What would art look like if it were rooted in Indigenous values of connection rather than capitalist metrics of success? In many Indigenous worldviews, art is inseparable from ceremony, healing, and relationality. It is not a product; it is a practice. It is woven into life itself. By contrast, settler-colonial societies have framed art as something you must be good at, something to monetize, something judged by its output rather than its process. It is this violence, the policing and commodification of creativity, that this work critiques.
Each poster in the series carries touches of graffiti, intentionally. Real graffiti, to me, is one of the last unregulated art forms. It is not hung in galleries, does not win awards, and cannot be sold or preserved. It is made in public, for the public, until it is erased. Graffiti is honest. It is how people reclaim space. It is how they declare: I was here. I made this. This series honours that same spirit.
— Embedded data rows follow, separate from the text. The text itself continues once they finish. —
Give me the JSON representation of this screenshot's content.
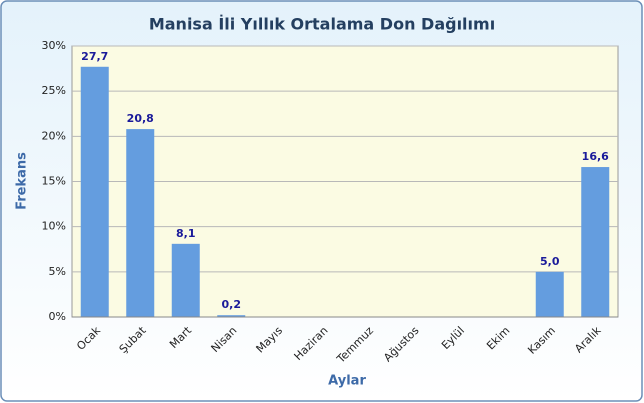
{
  "chart_data": {
    "type": "bar",
    "title": "Manisa İli Yıllık Ortalama Don Dağılımı",
    "x_label": "Aylar",
    "y_label": "Frekans",
    "categories": [
      "Ocak",
      "Şubat",
      "Mart",
      "Nisan",
      "Mayıs",
      "Haziran",
      "Temmuz",
      "Ağustos",
      "Eylül",
      "Ekim",
      "Kasım",
      "Aralık"
    ],
    "values": [
      27.7,
      20.8,
      8.1,
      0.2,
      0,
      0,
      0,
      0,
      0,
      0,
      5.0,
      16.6
    ],
    "value_labels": [
      "27,7",
      "20,8",
      "8,1",
      "0,2",
      null,
      null,
      null,
      null,
      null,
      null,
      "5,0",
      "16,6"
    ],
    "color": "#649ddf",
    "ylim": [
      0,
      30
    ],
    "yticks": [
      {
        "value": 0,
        "label": "0%"
      },
      {
        "value": 5,
        "label": "5%"
      },
      {
        "value": 10,
        "label": "10%"
      },
      {
        "value": 15,
        "label": "15%"
      },
      {
        "value": 20,
        "label": "20%"
      },
      {
        "value": 25,
        "label": "25%"
      },
      {
        "value": 30,
        "label": "30%"
      }
    ],
    "grid": true
  }
}
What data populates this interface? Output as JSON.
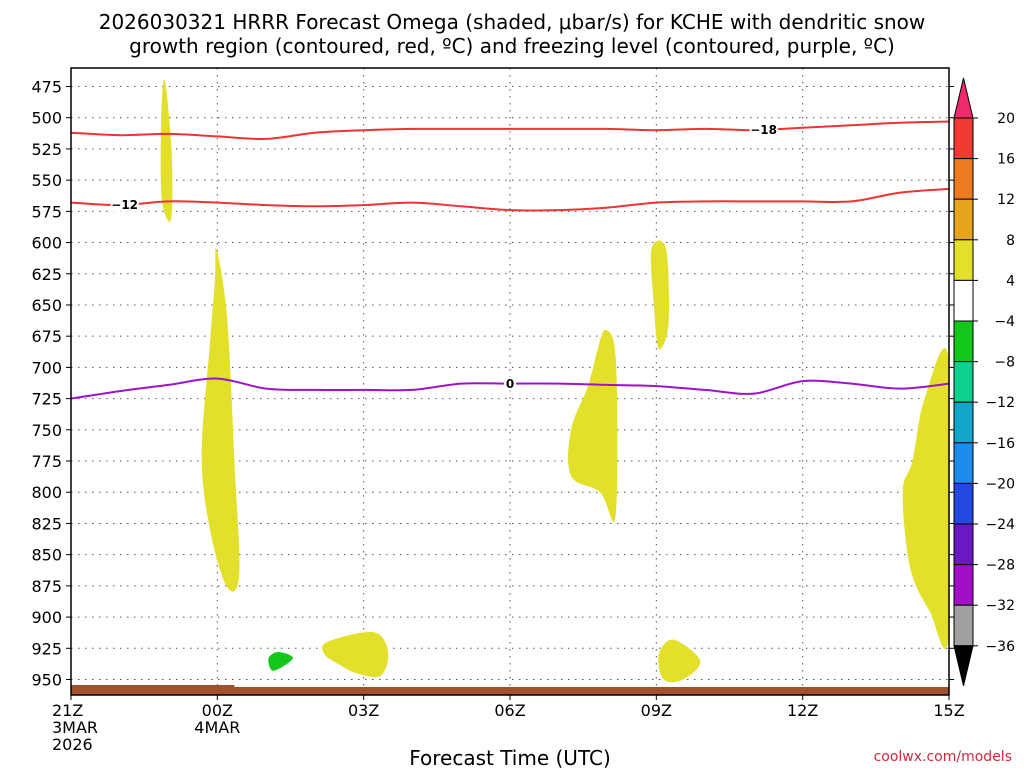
{
  "chart_data": {
    "type": "heatmap",
    "title_lines": [
      "2026030321 HRRR Forecast Omega (shaded, μbar/s) for KCHE with dendritic snow",
      "growth region (contoured, red, ºC) and freezing level (contoured, purple, ºC)"
    ],
    "xlabel": "Forecast Time (UTC)",
    "ylabel": "",
    "x_range_hours": [
      0,
      18
    ],
    "x_ticks": [
      {
        "h": 0,
        "lines": [
          "21Z",
          "3MAR",
          "2026"
        ]
      },
      {
        "h": 3,
        "lines": [
          "00Z",
          "4MAR"
        ]
      },
      {
        "h": 6,
        "lines": [
          "03Z"
        ]
      },
      {
        "h": 9,
        "lines": [
          "06Z"
        ]
      },
      {
        "h": 12,
        "lines": [
          "09Z"
        ]
      },
      {
        "h": 15,
        "lines": [
          "12Z"
        ]
      },
      {
        "h": 18,
        "lines": [
          "15Z"
        ]
      }
    ],
    "y_axis": {
      "units": "hPa",
      "inverted": true,
      "range": [
        465,
        960
      ],
      "ticks": [
        475,
        500,
        525,
        550,
        575,
        600,
        625,
        650,
        675,
        700,
        725,
        750,
        775,
        800,
        825,
        850,
        875,
        900,
        925,
        950
      ]
    },
    "colorbar": {
      "labels": [
        20,
        16,
        12,
        8,
        4,
        -4,
        -8,
        -12,
        -16,
        -20,
        -24,
        -28,
        -32,
        -36
      ],
      "colors_top_to_bottom": [
        "#ee2a6a",
        "#f33a32",
        "#ee7a22",
        "#e6a51d",
        "#e3e02c",
        "#ffffff",
        "#13c81b",
        "#0fd08d",
        "#12a6c8",
        "#1f8ced",
        "#2448e2",
        "#6a18c2",
        "#a30fc7",
        "#a0a0a0",
        "#000000"
      ]
    },
    "omega_shaded_regions": [
      {
        "value_bin": "4 to 8",
        "color": "#e3e02c",
        "outline": [
          [
            1.92,
            470
          ],
          [
            2.06,
            525
          ],
          [
            2.07,
            575
          ],
          [
            1.98,
            582
          ],
          [
            1.85,
            560
          ],
          [
            1.85,
            500
          ]
        ]
      },
      {
        "value_bin": "4 to 8",
        "color": "#e3e02c",
        "outline": [
          [
            2.98,
            605
          ],
          [
            3.2,
            660
          ],
          [
            3.35,
            775
          ],
          [
            3.45,
            865
          ],
          [
            3.2,
            876
          ],
          [
            2.85,
            830
          ],
          [
            2.68,
            770
          ],
          [
            2.85,
            680
          ],
          [
            2.95,
            630
          ]
        ]
      },
      {
        "value_bin": "4 to 8",
        "color": "#e3e02c",
        "outline": [
          [
            11.9,
            605
          ],
          [
            12.2,
            605
          ],
          [
            12.25,
            665
          ],
          [
            12.05,
            685
          ],
          [
            11.95,
            650
          ]
        ]
      },
      {
        "value_bin": "4 to 8",
        "color": "#e3e02c",
        "outline": [
          [
            10.95,
            670
          ],
          [
            11.15,
            685
          ],
          [
            11.2,
            750
          ],
          [
            11.15,
            822
          ],
          [
            10.85,
            800
          ],
          [
            10.25,
            787
          ],
          [
            10.25,
            750
          ],
          [
            10.6,
            715
          ],
          [
            10.8,
            685
          ]
        ]
      },
      {
        "value_bin": "4 to 8",
        "color": "#e3e02c",
        "outline": [
          [
            18,
            695
          ],
          [
            18,
            913
          ],
          [
            17.6,
            895
          ],
          [
            17.2,
            860
          ],
          [
            17.05,
            800
          ],
          [
            17.25,
            775
          ],
          [
            17.5,
            725
          ]
        ]
      },
      {
        "value_bin": "4 to 8",
        "color": "#e3e02c",
        "outline": [
          [
            5.25,
            920
          ],
          [
            6.2,
            912
          ],
          [
            6.5,
            928
          ],
          [
            6.35,
            947
          ],
          [
            5.85,
            945
          ],
          [
            5.5,
            938
          ],
          [
            5.2,
            930
          ]
        ]
      },
      {
        "value_bin": "4 to 8",
        "color": "#e3e02c",
        "outline": [
          [
            12.35,
            918
          ],
          [
            12.9,
            935
          ],
          [
            12.55,
            950
          ],
          [
            12.15,
            950
          ],
          [
            12.05,
            930
          ]
        ]
      },
      {
        "value_bin": "-4 to -8",
        "color": "#13c81b",
        "outline": [
          [
            4.25,
            928
          ],
          [
            4.55,
            933
          ],
          [
            4.15,
            943
          ],
          [
            4.05,
            933
          ]
        ]
      }
    ],
    "contours": [
      {
        "name": "-18 ºC isotherm",
        "value": -18,
        "label": "−18",
        "color": "#ee3434",
        "label_at_h": 14.2,
        "x": [
          0,
          1,
          2,
          3,
          4,
          5,
          6,
          7,
          8,
          9,
          10,
          11,
          12,
          13,
          14,
          15,
          16,
          17,
          18
        ],
        "p": [
          512,
          514,
          513,
          515,
          517,
          512,
          510,
          509,
          509,
          509,
          509,
          509,
          510,
          509,
          510,
          508,
          506,
          504,
          503
        ]
      },
      {
        "name": "-12 ºC isotherm",
        "value": -12,
        "label": "−12",
        "color": "#ee3434",
        "label_at_h": 1.1,
        "x": [
          0,
          1,
          2,
          3,
          4,
          5,
          6,
          7,
          8,
          9,
          10,
          11,
          12,
          13,
          14,
          15,
          16,
          17,
          18
        ],
        "p": [
          568,
          570,
          567,
          568,
          570,
          571,
          570,
          568,
          571,
          574,
          574,
          572,
          568,
          567,
          567,
          567,
          567,
          560,
          557
        ]
      },
      {
        "name": "0 ºC freezing level",
        "value": 0,
        "label": "0",
        "color": "#9a16c8",
        "label_at_h": 9,
        "x": [
          0,
          1,
          2,
          3,
          4,
          5,
          6,
          7,
          8,
          9,
          10,
          11,
          12,
          13,
          14,
          15,
          16,
          17,
          18
        ],
        "p": [
          725,
          719,
          714,
          709,
          717,
          718,
          718,
          718,
          713,
          713,
          713,
          714,
          715,
          718,
          721,
          711,
          713,
          717,
          713
        ]
      }
    ],
    "terrain": {
      "color": "#a0522d",
      "surface_hpa": 956
    }
  },
  "watermark": "coolwx.com/models"
}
One poster simply states: “Art is Everywhere.” It is a refusal of the notion that art only exists in museums or theaters. Art is in the streets, in backyards, in side alleys. It lives in your cousin’s playlist or your grandmother’s quilt. It is not new, but we have been made to forget it.
Another, titled “The Cost of Breath,” pulls the language of capitalism into something intimate. It critiques how even rest, expression, and movement have been commodified. To dance, to sing, to breathe fully sometimes feels unaffordable. The poster imagines a world where breath and movement are birthrights, not luxuries.
“What the Museum Forgot” addresses institutional erasure. Museums are often framed as protectors of culture, but they also decide whose culture matters, whose stories are remembered, and whose artifacts are displayed, and whose are stolen. This poster calls attention to what is often left out: the street, the kitchen, the body. It reminds us where art lives when no one is watching.
The poster featuring a stage, “You are Already In,” is set not in a traditional venue but in a forest. No walls, no doors, no gates. Its text reads: You are already in. Art will never be exclusive. In smaller type: Bring your whole self and nothing less. No dress code. No entry fee. Bring you, your grief, and your joy. Admit everyone. This is a reminder that belonging is not earned, and that you do not need to be good to be allowed to create.
Together, the posters form a vision: a return to open art, a rejection of gatekeeping, a world where creation is communal again rather than commodified.
To those who sing in kitchens. To those who dance in bedrooms. To those who draw without ever showing anyone. This project is for you. The ones who never got the title of “artist” but have always held the practice.
Admit Everyone closes not with a conclusion, but with a return: a return to land, to community, and to the parts of us that knew how to create before we were told it had to be good, useful, or marketable. This poster series is a gentle push toward remembering that art has always belonged to the people. If we are imagining the end of the world, let it be the end of exclusivity. Let it be a beginning instead, one where we all get to create again.